It's been 15 years ago I did studies in statistics, so most of the knowledge is gone. I've looked up Poisson's distribution but the tooth of time has taken a too large munch of my skills.
If I know that an alarm occurs 10 times a day, I have the average time between them to 144 minutes, which is my expected value. But what is the likelihood of the following events?
- No alarm for 144 minutes
- Precisely 1 alarm in 144 minutes
- No alarm for 288 minutes
- At least 3 alarms in 288 minutes
Please note that I'm not looking for the answer but rather a pointer on how to approach it. And in case this resembles school assignment and a lazy student, I'm not. However, it's a bit difficult to prove a non-fact. Perhaps a credential consisting of my diploma work with a 10+ years worth of dust on it will do.
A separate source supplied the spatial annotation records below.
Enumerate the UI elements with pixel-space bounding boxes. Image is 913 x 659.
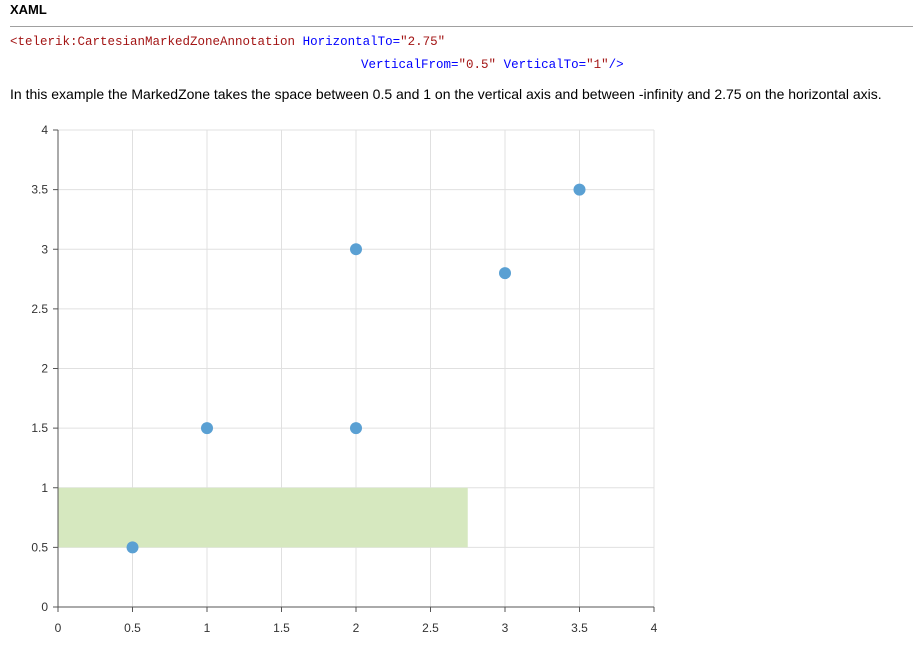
x-tick-label: 4	[651, 621, 658, 635]
code-tag: <telerik:CartesianMarkedZoneAnnotation	[10, 35, 296, 49]
x-tick-label: 0	[55, 621, 62, 635]
code-line-2: VerticalFrom="0.5" VerticalTo="1"/>	[361, 58, 624, 72]
code-attr-vertical-from: VerticalFrom=	[361, 58, 459, 72]
marked-zone	[58, 487, 468, 548]
code-attr-vertical-to: VerticalTo=	[503, 58, 587, 72]
y-tick-label: 2.5	[31, 302, 48, 316]
code-value-horizontal-to: "2.75"	[400, 35, 446, 49]
y-tick-label: 3.5	[31, 183, 48, 197]
data-point	[573, 183, 586, 196]
x-tick-label: 1.5	[273, 621, 290, 635]
points-layer	[126, 183, 586, 554]
code-close-tag: />	[608, 58, 624, 72]
x-tick-label: 1	[204, 621, 211, 635]
description-text: In this example the MarkedZone takes the…	[10, 86, 882, 102]
data-point	[126, 541, 139, 554]
data-point	[201, 422, 213, 435]
code-value-vertical-to: "1"	[586, 58, 609, 72]
section-heading: XAML	[10, 2, 47, 17]
y-tick-label: 1.5	[31, 421, 48, 435]
y-tick-label: 0.5	[31, 540, 48, 554]
x-tick-label: 3.5	[571, 621, 588, 635]
code-attr-horizontal-to: HorizontalTo=	[302, 35, 401, 49]
x-tick-label: 3	[502, 621, 509, 635]
marked-zone-layer	[58, 487, 468, 548]
y-tick-label: 2	[41, 362, 48, 376]
axis-layer: 0 0.5 1 1.5 2 2.5 3 3.5 4 0 0.5 1 1.5 2 2.5 3 3.5 4	[31, 123, 657, 635]
heading-divider	[10, 26, 913, 27]
y-tick-label: 0	[41, 600, 48, 614]
data-point	[350, 422, 362, 435]
y-tick-label: 1	[41, 481, 48, 495]
x-tick-label: 2	[353, 621, 360, 635]
y-tick-label: 4	[41, 123, 48, 137]
x-tick-label: 2.5	[422, 621, 439, 635]
code-value-vertical-from: "0.5"	[458, 58, 497, 72]
y-tick-label: 3	[41, 242, 48, 256]
code-line-1: <telerik:CartesianMarkedZoneAnnotation H…	[10, 35, 445, 49]
data-point	[499, 267, 511, 280]
data-point	[350, 243, 362, 256]
x-tick-label: 0.5	[124, 621, 141, 635]
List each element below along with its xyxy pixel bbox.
Are you assuming alarms are independent events with Poisson distribution? If so, it straightforward. Use $p_n=e^{-\lambda}\frac{\lambda ^n}{n!}$. where $p_n$ is the probability of $n$ alarms in an interval where $\lambda=1$ for the first two questions and $=2$ for the second two.
Note for question 4, the answer requires $\sum_{n=3}^\infty p_n$. It is easier to get $1 - \sum_{n=0}^2 p_n$.